"Tenmoku" Tea Bowl


"Tenmoku" Tea Bowl

ceramics / Yuan Dynasty / Ming Dynasty / China

Place of production:China

Yuan–Ming dynasty, 14th–15th century


高6.9 口径12.0 高台径3.9


This tea bowl was used for making matcha tea.

The surface of the bowl was coated with two different glazes before firing. This is called “ash covered” glaze because it looks like the bowl is covered with ash. Tea bowls of this type are called “Tenmoku.” “Tenmoku” is the Japanese pronunciation for “Tianmu,” the name of a mountain in northern Zhejiang Province in China. The name originates from a story which says that a Japanese Buddhist monk who studied on Mt. Tianmu brought back tea bowls that were used in that area.

The family of the Ashikaga Shoguns had a low opinion of ash-covered Tenmoku tea bowls and considered them useless. In the latter half of the 16th century, however, a movement that emphasized elegant simplicity in tea ceremonies became widespread. As a result, Tenmoku tea bowls came to be highly valued by military leaders and tea masters.

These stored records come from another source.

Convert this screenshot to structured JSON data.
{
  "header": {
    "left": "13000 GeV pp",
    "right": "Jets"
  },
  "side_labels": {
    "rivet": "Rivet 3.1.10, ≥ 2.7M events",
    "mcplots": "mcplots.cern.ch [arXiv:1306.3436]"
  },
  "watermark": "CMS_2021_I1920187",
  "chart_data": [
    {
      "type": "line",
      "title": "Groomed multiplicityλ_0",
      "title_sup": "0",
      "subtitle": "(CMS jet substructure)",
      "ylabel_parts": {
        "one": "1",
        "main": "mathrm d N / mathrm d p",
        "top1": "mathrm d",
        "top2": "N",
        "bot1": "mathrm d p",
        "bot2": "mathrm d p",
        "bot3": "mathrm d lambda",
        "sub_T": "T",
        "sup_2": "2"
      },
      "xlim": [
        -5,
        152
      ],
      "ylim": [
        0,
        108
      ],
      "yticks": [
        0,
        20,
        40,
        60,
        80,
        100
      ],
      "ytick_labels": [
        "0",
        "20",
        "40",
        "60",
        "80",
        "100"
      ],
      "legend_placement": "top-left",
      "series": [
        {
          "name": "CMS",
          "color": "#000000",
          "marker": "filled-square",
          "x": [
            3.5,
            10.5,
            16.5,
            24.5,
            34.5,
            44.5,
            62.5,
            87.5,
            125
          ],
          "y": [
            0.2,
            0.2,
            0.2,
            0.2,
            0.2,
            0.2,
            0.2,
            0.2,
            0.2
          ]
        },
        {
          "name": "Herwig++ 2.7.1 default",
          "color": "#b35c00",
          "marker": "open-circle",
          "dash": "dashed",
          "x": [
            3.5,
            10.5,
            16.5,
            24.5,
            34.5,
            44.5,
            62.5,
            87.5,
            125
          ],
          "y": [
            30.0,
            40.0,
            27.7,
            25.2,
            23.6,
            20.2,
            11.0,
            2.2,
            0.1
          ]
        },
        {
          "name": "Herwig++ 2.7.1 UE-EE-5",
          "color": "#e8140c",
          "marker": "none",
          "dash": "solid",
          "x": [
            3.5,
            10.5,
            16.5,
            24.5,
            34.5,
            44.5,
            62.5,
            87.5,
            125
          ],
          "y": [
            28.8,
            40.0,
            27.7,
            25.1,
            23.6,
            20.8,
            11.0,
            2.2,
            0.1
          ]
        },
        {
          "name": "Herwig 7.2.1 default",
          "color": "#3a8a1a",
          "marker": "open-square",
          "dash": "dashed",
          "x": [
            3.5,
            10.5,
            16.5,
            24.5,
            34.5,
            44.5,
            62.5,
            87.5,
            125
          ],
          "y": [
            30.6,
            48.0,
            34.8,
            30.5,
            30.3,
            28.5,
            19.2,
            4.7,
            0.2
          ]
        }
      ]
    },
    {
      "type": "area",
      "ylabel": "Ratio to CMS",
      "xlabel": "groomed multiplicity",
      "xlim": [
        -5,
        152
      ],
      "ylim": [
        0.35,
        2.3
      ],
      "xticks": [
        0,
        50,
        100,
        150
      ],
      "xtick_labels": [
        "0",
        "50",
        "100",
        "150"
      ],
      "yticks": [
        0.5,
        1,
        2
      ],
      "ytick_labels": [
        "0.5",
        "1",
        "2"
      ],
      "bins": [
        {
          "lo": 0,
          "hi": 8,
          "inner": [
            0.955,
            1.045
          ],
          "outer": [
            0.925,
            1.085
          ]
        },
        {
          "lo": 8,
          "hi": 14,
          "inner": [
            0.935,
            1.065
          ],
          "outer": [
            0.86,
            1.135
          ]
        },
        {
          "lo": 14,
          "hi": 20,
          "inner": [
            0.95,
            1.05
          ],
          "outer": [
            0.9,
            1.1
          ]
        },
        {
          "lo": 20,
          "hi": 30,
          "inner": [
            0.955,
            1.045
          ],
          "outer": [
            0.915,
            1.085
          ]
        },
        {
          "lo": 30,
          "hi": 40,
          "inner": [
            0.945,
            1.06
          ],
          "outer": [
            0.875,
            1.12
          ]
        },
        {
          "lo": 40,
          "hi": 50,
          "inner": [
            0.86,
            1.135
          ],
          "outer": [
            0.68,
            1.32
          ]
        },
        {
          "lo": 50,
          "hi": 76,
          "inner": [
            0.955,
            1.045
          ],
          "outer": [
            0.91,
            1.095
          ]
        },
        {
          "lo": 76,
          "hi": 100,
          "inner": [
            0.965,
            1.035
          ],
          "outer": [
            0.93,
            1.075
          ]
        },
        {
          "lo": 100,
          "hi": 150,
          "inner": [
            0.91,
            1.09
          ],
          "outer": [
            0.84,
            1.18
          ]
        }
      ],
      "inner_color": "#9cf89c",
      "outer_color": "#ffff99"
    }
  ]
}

Take a closer look at the tea bowl. The finely mottled, gray pattern in matte finish on black glaze creates a novel appearance. The coat of glaze is thin, and the marks of the potter’s wheel are visible underneath. The lips of some Tenmoku tea bowls narrow and then flare outward to make them easier to drink from. The flared lip of this example, however, is slightly warped and shallow. Its interior is broad and deep, which makes it ideal for making matcha.

Try to picture the color contrast that the deep green of matcha would create against the black tea bowl.